Rumors began swirling around the U.S. capital when Lehr, just arriving back from the initial China trip last September, abruptly resigned. "Paulson's overbearing management style was just too much for her," one reporter argued with certainty over dinner. "Paulson's pulling his punches on the Chinese currency issue," a newsletter writer on China insisted, so she resigned. A conservative political magazine suggested she was found to be too liberal for a Republican administration. One observer casually suggested that Rogers himself was upset at the potential international travel schedule his wife would be forced to undertake with small children back home.

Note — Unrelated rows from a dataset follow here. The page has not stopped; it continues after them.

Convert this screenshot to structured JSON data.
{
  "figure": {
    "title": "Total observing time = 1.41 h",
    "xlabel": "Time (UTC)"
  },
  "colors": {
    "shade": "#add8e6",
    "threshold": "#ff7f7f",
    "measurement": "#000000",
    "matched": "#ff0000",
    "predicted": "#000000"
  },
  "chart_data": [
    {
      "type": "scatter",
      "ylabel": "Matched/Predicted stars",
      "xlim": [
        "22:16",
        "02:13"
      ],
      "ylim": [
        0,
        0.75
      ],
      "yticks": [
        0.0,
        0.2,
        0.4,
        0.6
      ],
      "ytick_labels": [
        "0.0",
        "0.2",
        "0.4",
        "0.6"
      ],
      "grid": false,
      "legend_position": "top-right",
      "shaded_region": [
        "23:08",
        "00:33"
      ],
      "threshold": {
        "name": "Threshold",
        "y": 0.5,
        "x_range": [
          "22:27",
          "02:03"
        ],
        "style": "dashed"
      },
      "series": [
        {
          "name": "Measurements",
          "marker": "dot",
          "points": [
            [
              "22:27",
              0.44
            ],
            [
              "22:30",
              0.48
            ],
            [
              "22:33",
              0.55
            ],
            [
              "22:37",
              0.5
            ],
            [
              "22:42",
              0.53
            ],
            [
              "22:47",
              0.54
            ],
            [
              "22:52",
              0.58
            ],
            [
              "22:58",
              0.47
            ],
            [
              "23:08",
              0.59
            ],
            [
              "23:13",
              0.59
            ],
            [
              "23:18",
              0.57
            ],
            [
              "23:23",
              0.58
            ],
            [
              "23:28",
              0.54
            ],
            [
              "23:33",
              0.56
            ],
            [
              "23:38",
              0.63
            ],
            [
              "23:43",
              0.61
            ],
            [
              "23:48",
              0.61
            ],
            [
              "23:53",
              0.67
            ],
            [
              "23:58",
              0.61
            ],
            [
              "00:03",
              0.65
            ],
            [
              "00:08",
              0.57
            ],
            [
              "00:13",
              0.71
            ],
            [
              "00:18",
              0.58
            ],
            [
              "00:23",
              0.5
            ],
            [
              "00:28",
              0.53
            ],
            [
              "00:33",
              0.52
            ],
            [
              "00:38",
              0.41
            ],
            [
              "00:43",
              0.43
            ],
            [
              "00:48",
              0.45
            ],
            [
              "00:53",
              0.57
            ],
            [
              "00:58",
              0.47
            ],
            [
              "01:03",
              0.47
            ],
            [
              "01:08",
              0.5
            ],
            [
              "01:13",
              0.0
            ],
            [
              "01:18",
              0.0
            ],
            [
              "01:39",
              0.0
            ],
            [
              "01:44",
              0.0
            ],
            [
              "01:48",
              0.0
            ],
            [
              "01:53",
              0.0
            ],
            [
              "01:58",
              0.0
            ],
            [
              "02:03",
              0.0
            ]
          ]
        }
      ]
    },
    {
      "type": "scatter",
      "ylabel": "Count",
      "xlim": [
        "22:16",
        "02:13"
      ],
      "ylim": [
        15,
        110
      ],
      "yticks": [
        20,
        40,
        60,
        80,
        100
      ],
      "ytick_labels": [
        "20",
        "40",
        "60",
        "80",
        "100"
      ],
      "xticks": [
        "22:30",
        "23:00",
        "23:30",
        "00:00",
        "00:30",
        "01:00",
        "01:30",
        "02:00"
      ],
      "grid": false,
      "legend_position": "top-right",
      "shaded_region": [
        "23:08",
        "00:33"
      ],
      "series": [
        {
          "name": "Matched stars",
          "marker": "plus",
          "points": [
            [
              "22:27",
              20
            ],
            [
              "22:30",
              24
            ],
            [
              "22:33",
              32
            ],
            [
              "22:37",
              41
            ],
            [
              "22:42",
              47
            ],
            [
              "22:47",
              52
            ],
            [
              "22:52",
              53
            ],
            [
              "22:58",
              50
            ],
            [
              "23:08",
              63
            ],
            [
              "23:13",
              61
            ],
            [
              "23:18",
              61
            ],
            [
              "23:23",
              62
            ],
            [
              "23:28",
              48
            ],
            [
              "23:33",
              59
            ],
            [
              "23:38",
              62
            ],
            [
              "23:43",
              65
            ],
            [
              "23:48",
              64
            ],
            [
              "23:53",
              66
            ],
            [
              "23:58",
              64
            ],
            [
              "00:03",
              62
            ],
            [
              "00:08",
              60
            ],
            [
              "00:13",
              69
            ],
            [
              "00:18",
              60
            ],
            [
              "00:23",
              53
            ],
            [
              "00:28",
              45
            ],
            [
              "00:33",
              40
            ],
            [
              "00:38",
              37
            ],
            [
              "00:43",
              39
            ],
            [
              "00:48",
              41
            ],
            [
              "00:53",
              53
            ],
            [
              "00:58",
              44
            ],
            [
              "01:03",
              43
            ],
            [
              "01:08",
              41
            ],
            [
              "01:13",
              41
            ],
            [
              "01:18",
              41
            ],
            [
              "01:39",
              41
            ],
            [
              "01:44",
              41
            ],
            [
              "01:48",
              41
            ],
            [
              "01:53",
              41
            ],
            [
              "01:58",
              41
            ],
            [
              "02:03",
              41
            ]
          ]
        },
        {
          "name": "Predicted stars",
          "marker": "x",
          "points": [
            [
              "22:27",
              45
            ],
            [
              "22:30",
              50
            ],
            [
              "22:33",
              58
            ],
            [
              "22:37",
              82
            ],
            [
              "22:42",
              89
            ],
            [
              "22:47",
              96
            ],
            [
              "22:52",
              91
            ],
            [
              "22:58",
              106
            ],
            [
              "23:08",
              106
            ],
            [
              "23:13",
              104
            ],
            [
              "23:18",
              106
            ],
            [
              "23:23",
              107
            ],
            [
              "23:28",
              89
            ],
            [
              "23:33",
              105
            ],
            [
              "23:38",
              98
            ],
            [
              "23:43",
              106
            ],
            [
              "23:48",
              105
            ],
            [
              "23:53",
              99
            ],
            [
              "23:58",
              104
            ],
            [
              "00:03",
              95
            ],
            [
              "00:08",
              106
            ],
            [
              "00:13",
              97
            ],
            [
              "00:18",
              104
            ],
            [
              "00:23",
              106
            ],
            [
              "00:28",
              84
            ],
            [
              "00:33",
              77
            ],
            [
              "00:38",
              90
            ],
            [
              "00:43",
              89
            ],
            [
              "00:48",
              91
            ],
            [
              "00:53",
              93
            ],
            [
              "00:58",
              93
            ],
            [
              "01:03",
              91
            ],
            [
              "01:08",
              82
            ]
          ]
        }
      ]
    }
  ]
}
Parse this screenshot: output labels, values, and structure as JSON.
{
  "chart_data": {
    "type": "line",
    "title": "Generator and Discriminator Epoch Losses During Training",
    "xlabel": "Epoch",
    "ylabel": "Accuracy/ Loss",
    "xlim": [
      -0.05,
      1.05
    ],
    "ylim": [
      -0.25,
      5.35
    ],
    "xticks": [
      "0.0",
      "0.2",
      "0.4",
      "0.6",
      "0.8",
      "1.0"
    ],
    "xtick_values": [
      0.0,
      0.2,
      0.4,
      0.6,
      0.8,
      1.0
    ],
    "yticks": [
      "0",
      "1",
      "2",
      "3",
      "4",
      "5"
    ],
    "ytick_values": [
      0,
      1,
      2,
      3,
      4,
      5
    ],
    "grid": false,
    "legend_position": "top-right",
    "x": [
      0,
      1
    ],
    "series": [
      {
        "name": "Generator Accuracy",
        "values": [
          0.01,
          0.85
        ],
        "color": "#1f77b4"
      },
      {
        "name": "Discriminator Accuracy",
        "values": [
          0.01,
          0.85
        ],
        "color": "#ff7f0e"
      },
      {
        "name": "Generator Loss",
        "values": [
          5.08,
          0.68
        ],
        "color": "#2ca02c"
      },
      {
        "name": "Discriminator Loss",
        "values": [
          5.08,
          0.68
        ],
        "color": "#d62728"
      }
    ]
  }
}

Turns out that none of the rumors panned out. Lehr resigned simply because new financial disclosure regulations insist that even those jobs such as Lehr's not requiring a Senate confirmation would require the disclosure of the spouse's financial holdings and the elimination of any holdings that would provide even a hint of conflict. "As a partner at Goldman Sachs, John would have faced a nightmare unwinding his financial situation to try to comply with the new requirements," a Treasury official told TIE. "In the end, there was no way to be totally pure at meeting any and all potential conflict, so she preferred to resign and to offer advice if asked informally from the outside. And all that for a non-confirmation job?"